Brett Adcock, Founder of Figure
This gives us an idea of exactly what we need in the future – robots equipped with the ability to think, learn, reason, and engage with their surroundings and ultimately surpass humans in terms of performance.
How Figure 01 Works With OpenAI?
The architecture of Figure 01 is based on the concept of neural networks that deliver fast and skilful robot actions. The various steps used to process the input and generate the required output are as follows:
- The user queries the model by providing the input.
- All the behaviours are learned by the robot based on patterns. There is no teleoperation involved which means that Figure 01 doesn’t need to rely on human control for executing actions.
- The images captured through the robot’s cameras along with the transcribed text from the speech input are then fed to the large multimodal vision-language model (VLM) which has been trained by OpenAI. The input text is captured using the robot’s microphones. The OpenAI model deals with both images and text.
- Figure’s neural nets take images at 10hz through cameras present on the robot. The neural net then outputs 24 degrees of freedom actions at 200hz.
- The model is tasked with the responsibility of deciding which kind of behaviour to run on the robot so that it fulfils a given command. This includes loading the required neural network weights onto the Graphic Processing Unit (GPU) and executing a policy based on the context and input received.
- This model then goes through the entire conversational history including previous images.
- After this, it comes up with language responses that are converted from text to speech and then spoken by the model to the user.

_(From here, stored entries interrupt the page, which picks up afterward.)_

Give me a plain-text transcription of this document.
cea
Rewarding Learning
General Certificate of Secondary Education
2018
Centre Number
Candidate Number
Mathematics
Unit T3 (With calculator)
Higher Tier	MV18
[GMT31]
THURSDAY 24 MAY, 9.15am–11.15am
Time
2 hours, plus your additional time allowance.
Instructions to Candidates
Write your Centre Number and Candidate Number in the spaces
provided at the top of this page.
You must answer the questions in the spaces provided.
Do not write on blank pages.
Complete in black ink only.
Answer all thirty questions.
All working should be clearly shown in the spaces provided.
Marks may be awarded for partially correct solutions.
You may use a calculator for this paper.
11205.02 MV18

Figure and OpenAI have successfully integrated motors, firmware, thermals, electronics, middleware, battery systems, and actuator sensors.
How Does It Differ from Tesla’s Optimus?
As seen in Tesla’s Optimus robot launch, there was a hand movement in the background in the right bottom corner showing the robot the direction to fold the laundry. This showed that the robot could not perform operations independently thus showing teleoperation – a method of remote manipulation.

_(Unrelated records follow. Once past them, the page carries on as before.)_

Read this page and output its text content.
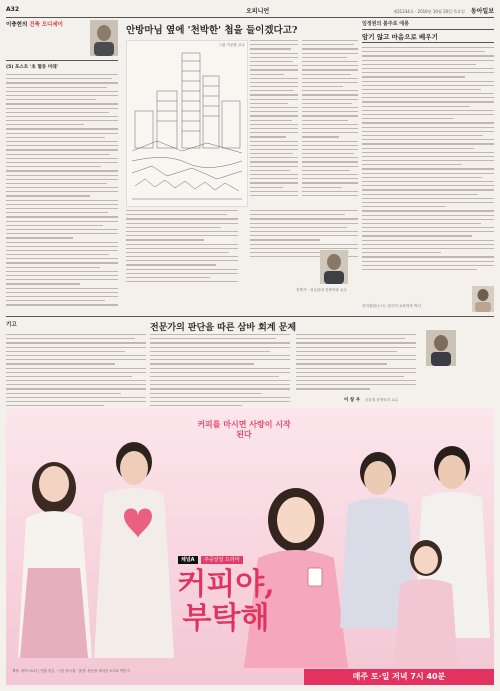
A32	오피니언	제31234호 · 2016년 10월 20일 목요일 동아일보
이충현의 건축 오디세이
(5) 포스트 '초 혈류 미래'
안방마님 옆에 '천박한' 첩을 들이겠다고?
그림 이준환 교수
건축가 · 성균관대 건축학과 교수
임정원의 봄주로 에릉
암기 않고 마음으로 배우기
음악칼럼니스트 한국어 교육학자 박사
기고	전문가의 판단을 따른 삼바 회계 문제
이 창 우 서울대 경영학과 교수
커피를 마시면 사랑이 시작된다
채널A 주중일일 드라마
커피야,
부탁해
제작: 에이스토리 | 연출 한돈 · 극본 장시권 · 출연: 용준형 채서진 오지호 박민지
매주 토·일 저녁 7시 40분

Contrastingly, Brett Adcock, asserts that their robot’s performance is devoid of such tricks. “The video is showing end-to-end neural networks. There is no teleop,” he said in a tweet, emphasizing the genuine nature of Figure 01’s interactions:
The video is showing end-to-end neural networks
— Brett Adcock (@adcock_brett) March 13, 2024
There is no teleop
Also, this was filmed at 1.0x speed and shot continuously
As you can see from the video, there’s been a dramatic speed-up of the robot, we are starting to approach human speed
Recently, we also got an update on RFM-1 Robots by Covariant, which can make them think like humans.
Conclusion
Figure 01 is an unbelievable advancement, something that none of us thought would be possible a few years back. This partnership with OpenAI is a big step for both companies and how their products can be useful in the future. However, it also hampers the potential job prospects of various workers in the industry.